Use S3 classifiers for service-specific checks:

match result with
| Ok value -> use value
| Error err when Awskit_s3.Error.is_no_such_key err -> handle_missing ()
| Error err when Awskit_s3.Error.is_precondition_failed err -> retry_later ()
| Error err -> log_error err

For service failures, Awskit_s3.Error.service_code exposes the AWS error code when present.

Retries

Runtime-backed S3 clients use Awskit.Retry.default unless a runtime adapter receives a custom retry_policy.

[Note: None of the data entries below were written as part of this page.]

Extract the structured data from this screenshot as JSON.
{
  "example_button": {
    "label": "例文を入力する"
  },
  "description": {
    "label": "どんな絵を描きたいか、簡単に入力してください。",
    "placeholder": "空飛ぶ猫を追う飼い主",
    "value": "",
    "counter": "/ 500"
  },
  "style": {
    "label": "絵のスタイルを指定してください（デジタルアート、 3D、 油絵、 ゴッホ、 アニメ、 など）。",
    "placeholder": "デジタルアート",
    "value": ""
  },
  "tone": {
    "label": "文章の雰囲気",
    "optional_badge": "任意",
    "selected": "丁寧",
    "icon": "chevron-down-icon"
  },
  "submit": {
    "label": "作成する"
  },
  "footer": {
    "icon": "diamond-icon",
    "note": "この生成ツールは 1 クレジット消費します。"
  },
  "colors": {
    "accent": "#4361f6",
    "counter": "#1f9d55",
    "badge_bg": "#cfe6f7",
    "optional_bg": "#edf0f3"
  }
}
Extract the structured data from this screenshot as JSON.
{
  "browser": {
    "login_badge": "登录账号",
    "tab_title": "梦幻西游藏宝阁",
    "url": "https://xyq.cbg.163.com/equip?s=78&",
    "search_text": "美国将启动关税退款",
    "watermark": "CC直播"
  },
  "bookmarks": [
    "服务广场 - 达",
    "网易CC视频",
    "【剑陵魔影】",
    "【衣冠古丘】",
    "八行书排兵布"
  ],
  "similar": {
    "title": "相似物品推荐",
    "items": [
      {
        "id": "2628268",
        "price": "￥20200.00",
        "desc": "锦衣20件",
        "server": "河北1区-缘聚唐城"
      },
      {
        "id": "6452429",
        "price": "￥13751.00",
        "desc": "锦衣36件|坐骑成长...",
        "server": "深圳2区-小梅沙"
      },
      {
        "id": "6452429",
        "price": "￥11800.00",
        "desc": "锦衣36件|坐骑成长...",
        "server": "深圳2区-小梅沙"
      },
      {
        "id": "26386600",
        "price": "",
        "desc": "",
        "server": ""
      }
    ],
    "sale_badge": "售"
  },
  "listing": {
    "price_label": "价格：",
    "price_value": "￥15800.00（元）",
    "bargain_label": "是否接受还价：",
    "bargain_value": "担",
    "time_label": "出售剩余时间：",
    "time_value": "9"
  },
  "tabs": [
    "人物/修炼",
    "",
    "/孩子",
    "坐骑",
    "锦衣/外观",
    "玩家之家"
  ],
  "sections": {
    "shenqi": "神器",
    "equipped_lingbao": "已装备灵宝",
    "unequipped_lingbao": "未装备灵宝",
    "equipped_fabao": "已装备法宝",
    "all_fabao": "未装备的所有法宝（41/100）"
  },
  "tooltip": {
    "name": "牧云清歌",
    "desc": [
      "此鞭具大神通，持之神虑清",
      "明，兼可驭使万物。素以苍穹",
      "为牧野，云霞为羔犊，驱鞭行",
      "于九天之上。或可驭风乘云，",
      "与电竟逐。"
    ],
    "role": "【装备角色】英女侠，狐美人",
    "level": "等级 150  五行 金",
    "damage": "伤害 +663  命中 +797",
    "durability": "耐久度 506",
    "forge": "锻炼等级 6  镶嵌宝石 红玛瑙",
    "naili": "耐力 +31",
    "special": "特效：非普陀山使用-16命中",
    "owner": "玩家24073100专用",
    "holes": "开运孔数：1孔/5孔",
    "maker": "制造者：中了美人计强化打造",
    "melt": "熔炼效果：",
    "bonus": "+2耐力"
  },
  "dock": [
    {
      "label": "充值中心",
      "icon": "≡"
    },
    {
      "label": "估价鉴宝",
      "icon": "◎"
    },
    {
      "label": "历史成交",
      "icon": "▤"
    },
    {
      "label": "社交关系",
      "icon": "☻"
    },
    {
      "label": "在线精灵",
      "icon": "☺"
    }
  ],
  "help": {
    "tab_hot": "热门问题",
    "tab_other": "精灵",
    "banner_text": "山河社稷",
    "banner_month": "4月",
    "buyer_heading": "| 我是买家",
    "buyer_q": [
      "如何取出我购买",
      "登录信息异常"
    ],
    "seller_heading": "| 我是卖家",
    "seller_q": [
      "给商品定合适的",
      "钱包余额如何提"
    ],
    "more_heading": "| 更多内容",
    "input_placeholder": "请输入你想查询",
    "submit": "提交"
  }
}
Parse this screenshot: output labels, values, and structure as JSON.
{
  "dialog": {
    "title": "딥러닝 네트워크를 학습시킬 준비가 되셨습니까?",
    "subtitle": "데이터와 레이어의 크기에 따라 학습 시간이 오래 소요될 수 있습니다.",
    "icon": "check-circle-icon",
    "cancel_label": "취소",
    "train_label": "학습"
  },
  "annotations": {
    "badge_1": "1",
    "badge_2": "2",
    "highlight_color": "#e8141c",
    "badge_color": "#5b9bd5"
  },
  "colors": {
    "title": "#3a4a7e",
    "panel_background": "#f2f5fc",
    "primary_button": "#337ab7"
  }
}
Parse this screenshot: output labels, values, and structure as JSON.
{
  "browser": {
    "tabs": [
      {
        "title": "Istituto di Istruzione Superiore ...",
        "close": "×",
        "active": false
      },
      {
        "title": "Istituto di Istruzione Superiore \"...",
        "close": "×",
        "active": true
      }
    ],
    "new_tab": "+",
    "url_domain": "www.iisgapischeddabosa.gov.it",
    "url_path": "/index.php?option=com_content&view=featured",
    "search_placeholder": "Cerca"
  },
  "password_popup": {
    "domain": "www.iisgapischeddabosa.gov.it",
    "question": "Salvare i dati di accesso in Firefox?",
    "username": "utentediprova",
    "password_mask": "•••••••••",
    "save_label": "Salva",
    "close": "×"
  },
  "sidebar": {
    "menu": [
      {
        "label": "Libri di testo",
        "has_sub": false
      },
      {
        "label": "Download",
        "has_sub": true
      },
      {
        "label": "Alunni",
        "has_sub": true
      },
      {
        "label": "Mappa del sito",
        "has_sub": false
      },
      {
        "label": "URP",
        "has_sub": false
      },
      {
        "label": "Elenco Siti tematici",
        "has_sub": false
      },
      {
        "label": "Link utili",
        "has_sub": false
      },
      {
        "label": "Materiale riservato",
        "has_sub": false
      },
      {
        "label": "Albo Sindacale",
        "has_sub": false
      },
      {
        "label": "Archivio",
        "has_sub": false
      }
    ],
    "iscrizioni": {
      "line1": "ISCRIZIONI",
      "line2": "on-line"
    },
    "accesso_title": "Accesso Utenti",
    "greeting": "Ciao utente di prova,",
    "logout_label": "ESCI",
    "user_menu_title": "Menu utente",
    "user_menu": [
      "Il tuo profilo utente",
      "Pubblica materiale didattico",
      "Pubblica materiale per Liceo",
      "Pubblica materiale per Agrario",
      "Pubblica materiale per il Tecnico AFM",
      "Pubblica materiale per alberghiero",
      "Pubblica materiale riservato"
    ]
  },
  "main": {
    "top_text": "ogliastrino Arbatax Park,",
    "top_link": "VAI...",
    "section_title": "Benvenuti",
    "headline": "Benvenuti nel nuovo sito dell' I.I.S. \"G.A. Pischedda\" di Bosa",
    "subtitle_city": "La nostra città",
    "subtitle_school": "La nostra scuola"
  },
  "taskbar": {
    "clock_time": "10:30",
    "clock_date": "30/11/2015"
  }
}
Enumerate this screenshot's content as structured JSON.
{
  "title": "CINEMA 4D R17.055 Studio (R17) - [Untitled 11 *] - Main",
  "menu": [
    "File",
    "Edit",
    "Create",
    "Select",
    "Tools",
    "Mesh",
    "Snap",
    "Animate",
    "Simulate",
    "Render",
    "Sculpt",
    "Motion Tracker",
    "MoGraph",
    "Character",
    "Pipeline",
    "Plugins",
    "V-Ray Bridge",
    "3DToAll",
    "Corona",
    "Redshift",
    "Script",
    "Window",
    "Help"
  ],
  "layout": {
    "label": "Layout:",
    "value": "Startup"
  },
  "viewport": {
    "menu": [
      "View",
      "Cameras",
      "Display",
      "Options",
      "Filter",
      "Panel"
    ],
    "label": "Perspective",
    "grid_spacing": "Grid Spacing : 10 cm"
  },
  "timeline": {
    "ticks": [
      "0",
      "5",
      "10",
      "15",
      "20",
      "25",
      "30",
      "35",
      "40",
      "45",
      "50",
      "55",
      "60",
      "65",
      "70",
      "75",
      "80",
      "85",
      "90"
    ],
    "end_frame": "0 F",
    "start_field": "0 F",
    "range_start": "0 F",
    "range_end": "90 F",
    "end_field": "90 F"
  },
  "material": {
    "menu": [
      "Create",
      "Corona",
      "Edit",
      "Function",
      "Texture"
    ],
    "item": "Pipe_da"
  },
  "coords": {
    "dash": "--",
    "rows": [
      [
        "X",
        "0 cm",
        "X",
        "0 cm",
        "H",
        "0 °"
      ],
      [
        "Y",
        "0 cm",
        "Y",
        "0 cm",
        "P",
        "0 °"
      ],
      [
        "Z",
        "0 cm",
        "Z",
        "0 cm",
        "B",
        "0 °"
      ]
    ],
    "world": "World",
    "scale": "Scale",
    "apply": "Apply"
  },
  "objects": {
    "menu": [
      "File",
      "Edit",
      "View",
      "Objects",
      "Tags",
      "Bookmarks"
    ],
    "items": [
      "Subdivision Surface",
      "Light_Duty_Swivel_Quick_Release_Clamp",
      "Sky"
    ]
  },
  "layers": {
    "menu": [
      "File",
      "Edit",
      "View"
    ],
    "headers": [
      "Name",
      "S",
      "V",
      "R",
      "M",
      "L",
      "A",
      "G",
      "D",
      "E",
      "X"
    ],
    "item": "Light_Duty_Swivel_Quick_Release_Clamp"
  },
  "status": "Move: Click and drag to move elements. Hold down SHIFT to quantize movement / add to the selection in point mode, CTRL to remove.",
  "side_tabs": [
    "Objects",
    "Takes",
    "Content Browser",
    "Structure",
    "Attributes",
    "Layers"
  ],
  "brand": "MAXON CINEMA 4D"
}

Retries are centralized around the signed S3 request, so retryable service responses are classified before being returned to callers.

Only replayable request bodies are retried. In-memory bodies created with Runtime.Request_body.of_string and Runtime.Request_body.of_bytes are replayable. Custom stream bodies are retried only when their Awskit.Body.Request.descriptor marks them replayable. Do not mark a stream replayable unless retrying can recreate the same bytes from the beginning.

Configure retry attempts, capped exponential backoff, and jitter explicitly:

let retry_policy =
  Awskit.Retry.create_exn
    ~max_attempts:4
    ~base_delay:(Ptime.Span.of_float_s 0.2 |> Option.get)
    ~max_delay:(Ptime.Span.of_float_s 3.0 |> Option.get)
    ~jitter:0.5
    ()
in
Awskit_s3_lwt_unix.create ~retry_policy ()

jitter is in the range [0, 1]. The default 0 keeps deterministic delays. Values greater than zero spread retry waits below the capped exponential delay.

Local MinIO Contract Testing

Normal tests do not require a network service. For local wire-level checks against MinIO, start the included Compose stack and run the opt-in alias:

docker compose up -d
dune build @minio-contract

The contract runner defaults to http://127.0.0.1:9000 with the minioadmin/minioadmin credentials from docker-compose.yml. Override with AWSKIT_S3_MINIO_ENDPOINT, AWSKIT_S3_MINIO_ACCESS_KEY_ID, AWSKIT_S3_MINIO_SECRET_ACCESS_KEY, and AWSKIT_S3_MINIO_REGION.